Toute la revue Beauty and the Bloodshed – Nan Goldin s’attaque aux grandes sociétés pharmaceutiques

Je membre de la famille Sackler à l’origine de la société Purdue Pharma est devenu célèbre pour son analgésique opioïde addictif OxyContin qui a gâché d’innombrables vies américaines, tandis que la culture Sackler a lavé les profits colossaux qui en résultaient avec des dons de musées vaniteux. Il n’y avait guère de musée dans aucune des premières capitales mondiales qui ne saluait son narcissisme avec une « aile Sackler » ou une « cour Sackler ». Leur histoire a été racontée pour la première fois par le journaliste d’investigation du New Yorker Patrick Radden Keefe dans son livre Empire of Pain.

Le génie effrayant de Purdue ne réside pas dans la science, les produits pharmaceutiques ou la médecine, mais le marketing. Ce n’était pas qu’ils aient inventé les opioïdes; ceux-ci existaient sous diverses formes mais avaient longtemps été considérés comme trop dangereux pour tout sauf la gestion de la douleur la plus extrême, ou dans les soins palliatifs terminaux ; Purdue a simplement persuadé le corps médical américain de les prescrire sous forme de pilules pour des cas beaucoup moins graves. Ensuite, l’agonie de la dépendance de la nation a été recyclée en prestige dans le monde de l’art.

Aujourd’hui, la cinéaste Laura Poitras, avec un film qui a remporté le Lion d’or au Festival du film de Venise l’an dernier, aborde cette histoire bouleversante du point de vue de la plus célèbre victime et bénéficiaire involontaire des Sackler. L’artiste et photographe Nan Goldin a fait exposer des œuvres prestigieuses dans de nombreuses galeries qui avaient pris le dollar Sackler. Lorsqu’elle est devenue accro à OxyContin, Goldin s’est fait un devoir de mener une campagne d’action directe, perturbant des galeries telles que le Guggenheim et le Met avec des manifestations spectaculaires, jetant des milliers de fausses ordonnances dans les espaces feutrés de la galerie et pelletant des dizaines de flacons de pilules factices dans les fontaines et jeux d’eau ruisselants. Les manifestants ont fait face à de sinistres campagnes de surveillance et d’intimidation, dont les Sackler ont nié toute connaissance.

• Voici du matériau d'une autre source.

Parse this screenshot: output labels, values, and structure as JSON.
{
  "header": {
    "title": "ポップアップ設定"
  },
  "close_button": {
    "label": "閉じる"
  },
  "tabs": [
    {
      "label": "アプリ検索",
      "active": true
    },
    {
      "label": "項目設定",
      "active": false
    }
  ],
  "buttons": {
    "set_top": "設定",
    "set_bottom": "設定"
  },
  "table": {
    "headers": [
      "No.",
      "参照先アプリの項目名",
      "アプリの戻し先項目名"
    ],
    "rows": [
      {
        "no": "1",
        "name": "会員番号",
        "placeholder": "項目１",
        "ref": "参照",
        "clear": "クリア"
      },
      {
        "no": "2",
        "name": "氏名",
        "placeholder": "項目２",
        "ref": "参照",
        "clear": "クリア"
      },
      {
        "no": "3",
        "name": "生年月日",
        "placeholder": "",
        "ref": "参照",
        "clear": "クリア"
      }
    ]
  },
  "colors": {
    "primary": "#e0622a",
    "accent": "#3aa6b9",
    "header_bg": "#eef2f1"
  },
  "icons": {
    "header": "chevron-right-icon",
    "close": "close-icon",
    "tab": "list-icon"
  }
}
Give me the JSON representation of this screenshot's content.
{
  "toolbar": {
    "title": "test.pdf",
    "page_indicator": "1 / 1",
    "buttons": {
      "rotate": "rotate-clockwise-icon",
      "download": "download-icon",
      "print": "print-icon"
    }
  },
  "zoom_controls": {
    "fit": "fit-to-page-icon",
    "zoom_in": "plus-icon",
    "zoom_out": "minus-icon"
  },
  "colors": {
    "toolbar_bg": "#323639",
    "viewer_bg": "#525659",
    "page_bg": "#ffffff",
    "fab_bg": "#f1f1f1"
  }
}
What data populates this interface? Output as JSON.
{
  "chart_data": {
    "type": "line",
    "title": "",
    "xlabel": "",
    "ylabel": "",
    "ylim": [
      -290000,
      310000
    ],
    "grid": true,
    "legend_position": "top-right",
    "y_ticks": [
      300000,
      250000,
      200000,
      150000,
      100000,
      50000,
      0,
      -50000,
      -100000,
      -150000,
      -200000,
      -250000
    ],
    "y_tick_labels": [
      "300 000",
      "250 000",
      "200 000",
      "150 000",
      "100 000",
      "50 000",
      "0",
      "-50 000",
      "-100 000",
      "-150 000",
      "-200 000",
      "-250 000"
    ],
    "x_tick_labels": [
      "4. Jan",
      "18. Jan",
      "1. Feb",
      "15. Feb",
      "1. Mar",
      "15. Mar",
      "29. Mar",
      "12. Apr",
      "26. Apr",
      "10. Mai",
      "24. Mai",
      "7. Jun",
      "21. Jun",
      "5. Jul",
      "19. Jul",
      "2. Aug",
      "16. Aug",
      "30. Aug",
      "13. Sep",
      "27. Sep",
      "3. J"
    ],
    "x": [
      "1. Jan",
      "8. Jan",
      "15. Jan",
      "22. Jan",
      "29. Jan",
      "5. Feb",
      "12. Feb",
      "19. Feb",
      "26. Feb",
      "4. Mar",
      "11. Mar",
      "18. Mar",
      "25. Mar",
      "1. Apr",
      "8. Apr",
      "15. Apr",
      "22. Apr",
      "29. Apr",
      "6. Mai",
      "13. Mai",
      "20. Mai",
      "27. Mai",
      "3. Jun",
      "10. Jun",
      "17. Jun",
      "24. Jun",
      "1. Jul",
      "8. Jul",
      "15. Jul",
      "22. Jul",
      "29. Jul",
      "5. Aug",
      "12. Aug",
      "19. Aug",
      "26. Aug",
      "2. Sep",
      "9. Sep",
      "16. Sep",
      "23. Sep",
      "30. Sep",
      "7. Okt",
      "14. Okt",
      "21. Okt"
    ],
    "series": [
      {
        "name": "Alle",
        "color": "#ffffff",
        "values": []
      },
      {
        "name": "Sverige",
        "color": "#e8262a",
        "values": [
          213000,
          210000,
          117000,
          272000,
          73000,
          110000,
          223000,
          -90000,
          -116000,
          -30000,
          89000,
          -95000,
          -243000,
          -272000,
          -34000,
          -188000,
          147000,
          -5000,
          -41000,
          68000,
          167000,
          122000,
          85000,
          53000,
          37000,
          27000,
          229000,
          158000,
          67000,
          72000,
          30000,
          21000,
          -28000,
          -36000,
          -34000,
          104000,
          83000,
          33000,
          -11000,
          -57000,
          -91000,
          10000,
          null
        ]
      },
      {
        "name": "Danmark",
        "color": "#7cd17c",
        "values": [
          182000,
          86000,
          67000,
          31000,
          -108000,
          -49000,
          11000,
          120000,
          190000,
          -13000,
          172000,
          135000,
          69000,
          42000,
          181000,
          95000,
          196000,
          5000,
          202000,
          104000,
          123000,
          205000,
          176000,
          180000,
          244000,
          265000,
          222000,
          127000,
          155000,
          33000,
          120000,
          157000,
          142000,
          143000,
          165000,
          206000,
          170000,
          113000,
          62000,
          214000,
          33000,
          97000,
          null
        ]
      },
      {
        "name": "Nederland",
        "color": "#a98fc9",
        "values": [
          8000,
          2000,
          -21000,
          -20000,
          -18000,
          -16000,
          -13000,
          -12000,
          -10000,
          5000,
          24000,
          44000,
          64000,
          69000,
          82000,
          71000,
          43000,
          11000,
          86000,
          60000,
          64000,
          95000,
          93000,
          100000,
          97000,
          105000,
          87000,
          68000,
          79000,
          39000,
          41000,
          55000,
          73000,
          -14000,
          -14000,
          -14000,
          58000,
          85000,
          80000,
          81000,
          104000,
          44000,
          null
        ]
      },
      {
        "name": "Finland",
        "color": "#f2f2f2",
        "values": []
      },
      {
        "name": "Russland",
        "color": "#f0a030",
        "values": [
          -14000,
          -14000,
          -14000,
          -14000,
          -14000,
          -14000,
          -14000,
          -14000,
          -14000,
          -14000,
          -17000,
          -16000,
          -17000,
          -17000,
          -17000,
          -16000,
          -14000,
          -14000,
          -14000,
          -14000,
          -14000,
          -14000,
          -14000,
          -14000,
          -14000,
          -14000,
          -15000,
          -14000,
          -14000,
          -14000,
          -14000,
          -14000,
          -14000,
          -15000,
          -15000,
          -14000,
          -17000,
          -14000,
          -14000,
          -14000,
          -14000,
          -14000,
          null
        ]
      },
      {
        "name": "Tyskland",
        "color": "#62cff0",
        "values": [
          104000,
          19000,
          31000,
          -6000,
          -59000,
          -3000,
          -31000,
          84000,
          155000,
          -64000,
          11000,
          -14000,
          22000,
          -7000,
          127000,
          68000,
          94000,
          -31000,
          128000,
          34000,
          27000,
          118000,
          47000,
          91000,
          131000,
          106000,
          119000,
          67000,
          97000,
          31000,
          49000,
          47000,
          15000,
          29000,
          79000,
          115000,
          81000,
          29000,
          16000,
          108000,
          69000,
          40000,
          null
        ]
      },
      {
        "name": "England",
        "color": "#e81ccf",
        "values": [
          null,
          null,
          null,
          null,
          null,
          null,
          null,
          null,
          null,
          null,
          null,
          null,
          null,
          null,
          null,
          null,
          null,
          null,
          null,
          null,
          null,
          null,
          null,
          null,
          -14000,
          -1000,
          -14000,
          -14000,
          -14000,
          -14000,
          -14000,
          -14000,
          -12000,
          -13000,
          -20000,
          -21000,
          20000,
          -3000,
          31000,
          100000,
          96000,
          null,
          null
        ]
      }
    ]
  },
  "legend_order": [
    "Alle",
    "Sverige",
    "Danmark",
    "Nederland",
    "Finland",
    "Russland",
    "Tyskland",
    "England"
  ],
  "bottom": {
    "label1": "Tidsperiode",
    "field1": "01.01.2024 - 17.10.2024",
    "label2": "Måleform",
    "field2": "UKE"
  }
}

Poitras montre que ces protestations étaient vraiment la grande œuvre de Goldin : toute sa vie avait mené à ce moment d’expression passionnée, ce geste situationniste inspiré qui fusionnait le personnel et le politique. OxyContin s’attaquait aux personnes en difficulté et vulnérables, et les propres antécédents familiaux de Goldin étaient remplis de douleur. Une sœur aînée déprimée s’était suicidée (le titre est tiré d’un rapport médical qui rapportait ses paroles angoissées sur l’existence). Goldin elle-même était une survivante d’abus et une toxicomane en rétablissement. Ses photos et ses « diaporamas » brillants et déchirants révélaient le monde des artistes underground et les communautés LGBT ; elle s’est inspirée des cinéastes et les a inspirés à leur tour. Le film de Poitras parle de son amitié avec John Waters (mais curieusement, pas de Jim Jarmusch qui est bien visible dans plusieurs plans). Poitras ne mentionne pas non plus Claire Denis, qui a dédié son film Vendredi Soir à Goldin. Une grande partie de la campagne Act Up des années 80 a été documentée par Goldin, ce qui a inspiré ses protestations de Sackler.

Son chef-d’œuvre a été dévoilé dans les galeries du monde entier : les protestations de Pain. Le groupe de campagne de Goldin Prescription Addiction Intervention Now a mené des événements de style guérilla subversifs et passionnants, qui ont bien sûr été documentés sur les réseaux sociaux. Les images qu’elle a créées et diffusées en direct étaient convaincantes : art de la confrontation, art de la protestation, art autofictionnel, tous fusionnés dans ces événements, ce qui a beaucoup contribué à embarrasser les musées pour qu’ils retirent le nom de Sackler et aussi, peut-être plus important encore, à faire pression sur les Sackler. accepter cela plus ou moins docilement. C’est une fin heureuse, en quelque sorte : mais Goldin montre qu’il y a peut-être toujours plus d’effusion de sang que de beauté.

All the Beauty and the Bloodshed sort le 27 janvier dans les cinémas britanniques.